Brooke shows me everyday the joys of childhood. I watch her play, hear her sing, and listen to endless chatter. I am so excited to watch her grow and change. Yet part of me wants it to stop right here. Right were I can still hold her and where an imagination is still ok. One of the things Brooke loves to do is steal my high heels from my room. She thinks I am crazy because I do not wear them everyday of my life. Truth is...I hate heels. My ankles always crack and fall over when I wear them. But I will wear them once in a while, and she just gets so excited when I do. She has been begging me for heels of her own. This morning, laying in bed all cozy with her, she pushed on her super wiggly tooth and said "Mama, I just want heels to be beautiful like you. I just like the way they make you look fancy. Can I please get a pair?" I smiled and told her I would talk to daddy. As I lay there I wanted her stay little for longer, to hold onto these moments instead of rushing them.
One of my fondest memories as a child was the moments where I escaped into a reality of being just a kid. No one was telling me I could not do something...for in that reality anything was possible. I wrote before about the beautiful willow tree I played under as a child. I am fairly certain it was not as wonderful as I remember but to a 5 year old, it was magical. I remember my brother and I turning our beds into cars and we traveled all over. Normally we were trying to escape some danger, and of course we had to rescue our parents. To make it even more exciting we had cars that talked and ran themselves. I remember digging for treasure, mining for gold, and setting up Barbie and He-Man cities that would last for days. No one rushed us to grow up, or told us our ideas were silly. In fact my parents always encouraged us to use our imagination.
I guess sometimes I am sad at how fast we want our babies to grow up. We dress them up in grown up clothes right from the start. I am so old fashioned...I still like the pinafore dresses and big hair bows. Adult tv and music are thrown at them in stores and doctor offices. I have heard from so many parents.."But you do not want them to not know what reality is." or "You do not want to lie to your children." First off, my reality and others realities are drastically different I do believe. In my reality it is ok for a child to play at child games, and their parents to join in on that fun. Some of my best memories are of my mom playing pretend with me. Or of my dad telling his tall tales at the dinner table. Most would probably say I was sheltered as a child. And I am ok with that! Many "realities" escaped me, and some even found their way in a sheltered childhood. I do not think it is locking your kids up from the world, but teaching them how to fall at their Savior's feet when they can't cope anymore. For our family the only way we survive so called reality is to know who is in charge and let Him lead us.

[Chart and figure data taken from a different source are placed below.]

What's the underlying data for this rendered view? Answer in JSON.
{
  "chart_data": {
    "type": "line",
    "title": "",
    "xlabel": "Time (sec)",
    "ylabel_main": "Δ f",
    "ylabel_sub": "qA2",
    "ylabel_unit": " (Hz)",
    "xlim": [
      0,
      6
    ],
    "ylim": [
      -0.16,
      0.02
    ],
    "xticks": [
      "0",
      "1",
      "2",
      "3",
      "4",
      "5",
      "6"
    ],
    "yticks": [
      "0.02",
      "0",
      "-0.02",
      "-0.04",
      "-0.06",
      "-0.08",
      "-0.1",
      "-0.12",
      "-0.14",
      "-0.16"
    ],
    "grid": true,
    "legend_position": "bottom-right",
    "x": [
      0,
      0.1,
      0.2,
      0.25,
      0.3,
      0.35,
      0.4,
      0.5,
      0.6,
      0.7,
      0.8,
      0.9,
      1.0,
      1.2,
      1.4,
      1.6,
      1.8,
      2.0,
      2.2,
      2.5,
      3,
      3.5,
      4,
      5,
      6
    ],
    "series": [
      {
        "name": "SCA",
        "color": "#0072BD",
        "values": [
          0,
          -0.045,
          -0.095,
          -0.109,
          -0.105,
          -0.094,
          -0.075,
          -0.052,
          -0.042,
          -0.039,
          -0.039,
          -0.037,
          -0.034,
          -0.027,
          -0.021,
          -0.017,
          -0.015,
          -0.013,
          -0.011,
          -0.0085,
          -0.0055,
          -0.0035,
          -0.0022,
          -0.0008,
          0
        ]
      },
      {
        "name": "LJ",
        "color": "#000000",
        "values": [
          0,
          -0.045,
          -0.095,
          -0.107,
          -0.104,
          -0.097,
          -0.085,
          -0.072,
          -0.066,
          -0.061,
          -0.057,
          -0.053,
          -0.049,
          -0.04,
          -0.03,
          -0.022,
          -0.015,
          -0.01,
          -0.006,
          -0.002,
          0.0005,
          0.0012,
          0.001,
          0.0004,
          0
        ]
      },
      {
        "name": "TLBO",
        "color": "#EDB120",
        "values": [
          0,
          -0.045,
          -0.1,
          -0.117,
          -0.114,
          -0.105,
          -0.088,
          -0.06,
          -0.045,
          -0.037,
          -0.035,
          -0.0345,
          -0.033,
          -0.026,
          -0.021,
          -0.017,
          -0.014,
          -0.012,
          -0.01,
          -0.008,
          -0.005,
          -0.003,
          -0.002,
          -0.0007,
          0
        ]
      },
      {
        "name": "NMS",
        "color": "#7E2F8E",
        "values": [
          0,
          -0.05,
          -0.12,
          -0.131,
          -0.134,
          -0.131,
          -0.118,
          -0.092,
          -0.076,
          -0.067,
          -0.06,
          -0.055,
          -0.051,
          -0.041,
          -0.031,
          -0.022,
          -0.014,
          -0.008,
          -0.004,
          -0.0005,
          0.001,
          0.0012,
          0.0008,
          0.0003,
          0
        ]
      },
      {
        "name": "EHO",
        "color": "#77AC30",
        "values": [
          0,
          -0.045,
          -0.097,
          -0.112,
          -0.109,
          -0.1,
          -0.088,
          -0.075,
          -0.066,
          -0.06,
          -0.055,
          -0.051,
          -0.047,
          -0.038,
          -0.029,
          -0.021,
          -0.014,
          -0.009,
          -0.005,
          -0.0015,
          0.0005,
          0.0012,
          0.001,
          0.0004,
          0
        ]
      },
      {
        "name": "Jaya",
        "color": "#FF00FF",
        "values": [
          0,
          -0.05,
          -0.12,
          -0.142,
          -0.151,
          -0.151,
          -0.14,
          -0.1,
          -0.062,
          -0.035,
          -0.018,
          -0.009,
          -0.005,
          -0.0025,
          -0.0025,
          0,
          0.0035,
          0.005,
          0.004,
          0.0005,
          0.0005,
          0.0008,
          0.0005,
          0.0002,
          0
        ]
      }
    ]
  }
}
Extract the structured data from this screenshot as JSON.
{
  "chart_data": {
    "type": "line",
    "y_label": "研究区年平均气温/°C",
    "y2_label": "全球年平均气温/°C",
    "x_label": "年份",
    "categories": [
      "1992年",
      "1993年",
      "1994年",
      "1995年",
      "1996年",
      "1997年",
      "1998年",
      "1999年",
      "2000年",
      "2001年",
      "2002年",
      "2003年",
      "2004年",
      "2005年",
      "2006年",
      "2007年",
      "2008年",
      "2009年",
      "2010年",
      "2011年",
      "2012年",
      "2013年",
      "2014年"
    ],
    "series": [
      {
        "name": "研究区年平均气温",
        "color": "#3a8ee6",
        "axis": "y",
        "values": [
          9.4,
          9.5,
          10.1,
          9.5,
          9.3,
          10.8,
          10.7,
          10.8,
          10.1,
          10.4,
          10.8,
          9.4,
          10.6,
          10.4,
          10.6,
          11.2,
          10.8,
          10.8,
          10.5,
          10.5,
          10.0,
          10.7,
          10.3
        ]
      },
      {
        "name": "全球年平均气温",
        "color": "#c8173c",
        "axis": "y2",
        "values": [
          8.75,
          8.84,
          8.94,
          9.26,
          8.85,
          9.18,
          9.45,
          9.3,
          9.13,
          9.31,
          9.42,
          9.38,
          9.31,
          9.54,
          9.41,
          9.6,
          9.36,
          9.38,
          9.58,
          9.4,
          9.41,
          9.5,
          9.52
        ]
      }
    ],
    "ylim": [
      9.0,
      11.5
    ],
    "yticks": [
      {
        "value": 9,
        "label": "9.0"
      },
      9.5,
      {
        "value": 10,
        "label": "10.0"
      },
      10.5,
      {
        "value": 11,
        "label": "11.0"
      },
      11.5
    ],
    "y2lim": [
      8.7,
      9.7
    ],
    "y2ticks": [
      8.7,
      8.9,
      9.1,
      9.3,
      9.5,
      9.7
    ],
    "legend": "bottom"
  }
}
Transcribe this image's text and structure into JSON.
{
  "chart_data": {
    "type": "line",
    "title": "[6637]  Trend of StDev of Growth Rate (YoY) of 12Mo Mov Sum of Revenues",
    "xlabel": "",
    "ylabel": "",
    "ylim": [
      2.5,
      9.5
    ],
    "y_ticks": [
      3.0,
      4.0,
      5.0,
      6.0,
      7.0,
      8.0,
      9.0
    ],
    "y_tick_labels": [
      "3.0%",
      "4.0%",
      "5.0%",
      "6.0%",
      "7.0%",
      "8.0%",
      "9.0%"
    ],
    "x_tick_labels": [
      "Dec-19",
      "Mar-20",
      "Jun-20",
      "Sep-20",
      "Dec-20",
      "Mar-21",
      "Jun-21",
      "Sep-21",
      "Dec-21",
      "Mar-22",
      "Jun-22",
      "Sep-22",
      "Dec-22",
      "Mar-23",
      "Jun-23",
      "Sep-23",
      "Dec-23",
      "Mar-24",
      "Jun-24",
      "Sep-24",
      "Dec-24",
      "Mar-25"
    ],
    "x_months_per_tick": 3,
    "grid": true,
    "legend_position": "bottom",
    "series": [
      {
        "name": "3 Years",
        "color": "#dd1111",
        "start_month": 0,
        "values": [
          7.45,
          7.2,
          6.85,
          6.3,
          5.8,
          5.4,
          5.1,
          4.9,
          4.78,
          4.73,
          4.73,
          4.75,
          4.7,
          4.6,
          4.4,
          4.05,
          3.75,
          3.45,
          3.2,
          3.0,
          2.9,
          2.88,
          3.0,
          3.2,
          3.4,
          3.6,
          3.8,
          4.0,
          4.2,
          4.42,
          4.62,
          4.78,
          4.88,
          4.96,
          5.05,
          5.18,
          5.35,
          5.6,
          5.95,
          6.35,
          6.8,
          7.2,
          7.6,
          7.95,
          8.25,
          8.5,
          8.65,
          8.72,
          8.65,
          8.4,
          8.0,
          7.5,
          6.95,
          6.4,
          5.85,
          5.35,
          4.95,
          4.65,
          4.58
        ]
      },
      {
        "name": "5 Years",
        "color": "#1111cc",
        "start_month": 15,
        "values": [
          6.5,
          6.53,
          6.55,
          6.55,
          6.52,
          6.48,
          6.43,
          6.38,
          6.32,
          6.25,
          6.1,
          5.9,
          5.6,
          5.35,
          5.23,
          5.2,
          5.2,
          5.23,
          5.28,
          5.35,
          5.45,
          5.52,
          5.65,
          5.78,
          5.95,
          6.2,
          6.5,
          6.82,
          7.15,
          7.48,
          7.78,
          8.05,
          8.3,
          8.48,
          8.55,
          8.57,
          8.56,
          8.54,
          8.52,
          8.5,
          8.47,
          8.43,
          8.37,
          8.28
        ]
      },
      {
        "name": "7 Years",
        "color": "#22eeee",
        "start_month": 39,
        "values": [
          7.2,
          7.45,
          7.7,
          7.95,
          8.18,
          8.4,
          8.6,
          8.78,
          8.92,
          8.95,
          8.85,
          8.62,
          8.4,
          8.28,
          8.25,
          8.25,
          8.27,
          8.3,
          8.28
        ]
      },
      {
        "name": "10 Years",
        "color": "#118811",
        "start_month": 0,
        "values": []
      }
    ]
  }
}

Later in the day, over a math paper, Brooke's wiggly tooth fell out. She smiled at me with a big gap in her top row. She was so proud and excited. I smiled as I listened to her excitement over the tooth fairy stopping by that night. I remembered my own excitement waiting on her to stop in my room. I was thankful my mama let me dream big and imagine even bigger. I was thankful for all those times when she let me escape reality to find a fun place to play. I was even more thankful for her and my dad instilling in me the necessity to trust in God and fall at His feet when true reality became too much. As I kissed my kids and tuck them in I pray every night for their future. Not that it will be rich and prosperous, but that it will serve their King. Not that they will back away from criticism and judgment, but that they would stand firm in who God created them to be! Even if it is in high heels, with wiggly teeth!